According to a study presented at the European Atherosclerosis Society annual meeting (2-5 June, Lyon, France), in a mouse model of atherosclerosis, treatment with a first-in-class small molecule lipoprotein lipase inhibitor—LP071—reduced plasma levels of triglycerides by almost 100% and more than doubled plasma levels of high-density lipoprotein cholesterol.
According to Stefan Nilsson, Umeå University, Umeå, Sweden, who presented the data, lipoprotein lipase has a central role in blood lipids—it hydrolyses triglyceride-rich lipoproteins and facilitates clearance of remnant particles and the formation of nascent high-density lipoprotein particles. Therefore, by targeting lipoprotein lipase, it is possible to act on multiple factors that are implicated in residual cardiovascular risk.
In this study, dosing of wild-type mice with LP071 for one week resulted in 50% reduction in plasma triglyceride levels. In addition, three hours after oral administration of lipids (radiolabeled chylomicrons), very-low-density lipoprotein triglycerides were reduced by 85% and very-low-density lipoprotein -cholesterol by 50% versus controls.

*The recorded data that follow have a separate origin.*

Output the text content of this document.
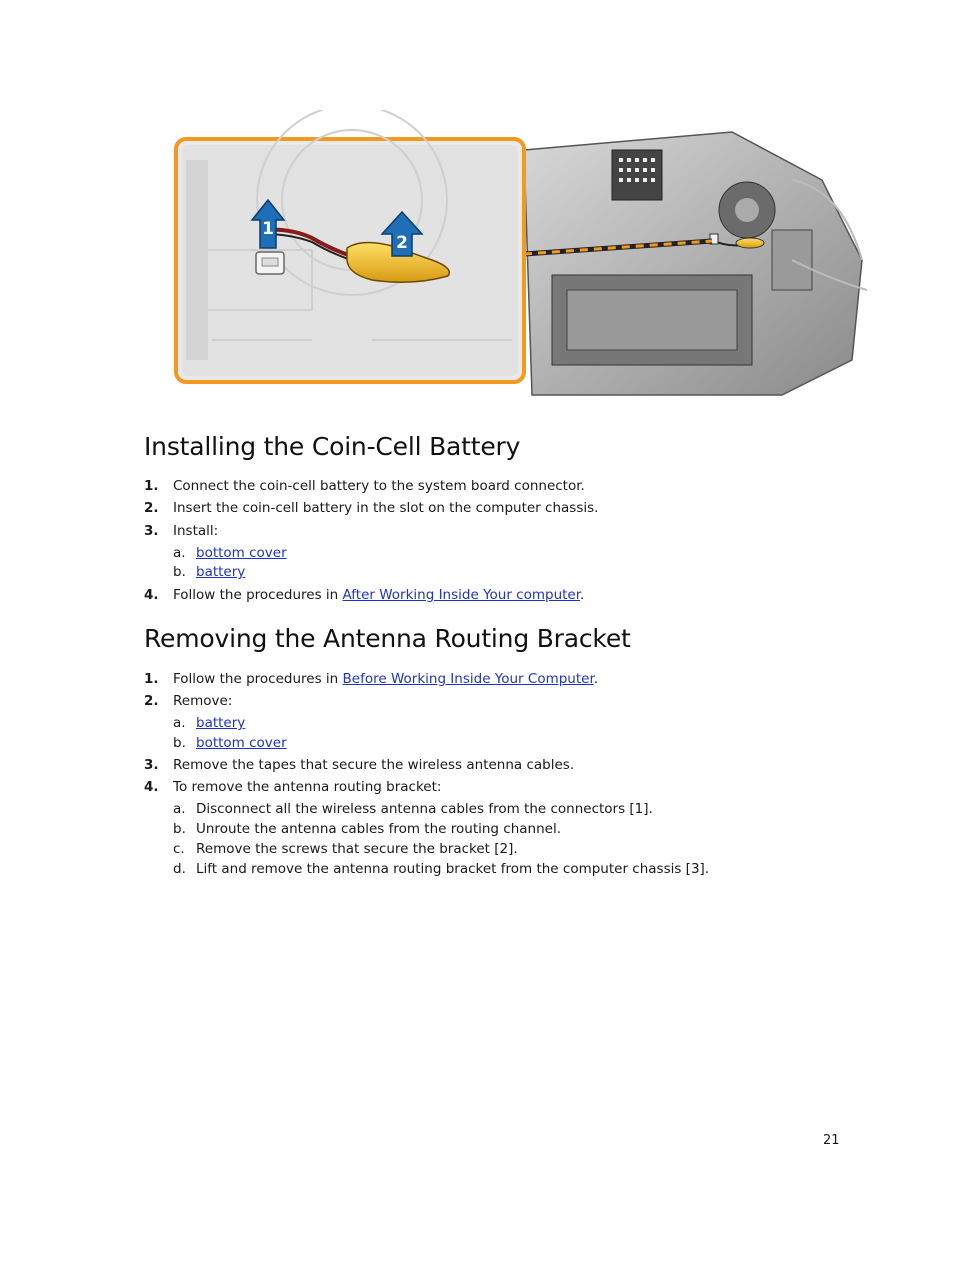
1
2
Installing the Coin-Cell Battery
1. Connect the coin-cell battery to the system board connector.
2. Insert the coin-cell battery in the slot on the computer chassis.
3. Install:
a. bottom cover
b. battery
4. Follow the procedures in After Working Inside Your computer.
Removing the Antenna Routing Bracket
1. Follow the procedures in Before Working Inside Your Computer.
2. Remove:
a. battery
b. bottom cover
3. Remove the tapes that secure the wireless antenna cables.
4. To remove the antenna routing bracket:
a. Disconnect all the wireless antenna cables from the connectors [1].
b. Unroute the antenna cables from the routing channel.
c. Remove the screws that secure the bracket [2].
d. Lift and remove the antenna routing bracket from the computer chassis [3].
21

In an animal model of atherosclerosis (ApoE3-Leiden.CETP mice), LP071 reduced triglyceride levels by 98% and raised high-density lipoprotein cholesterol plasma levels by 116%. Similar effects were reported in another mouse model.
In conclusion, this experimental study suggests that this first-in-class LPL activator LP071 might be a possible candidate for agents that are able to target atherogenic dyslipidaemia.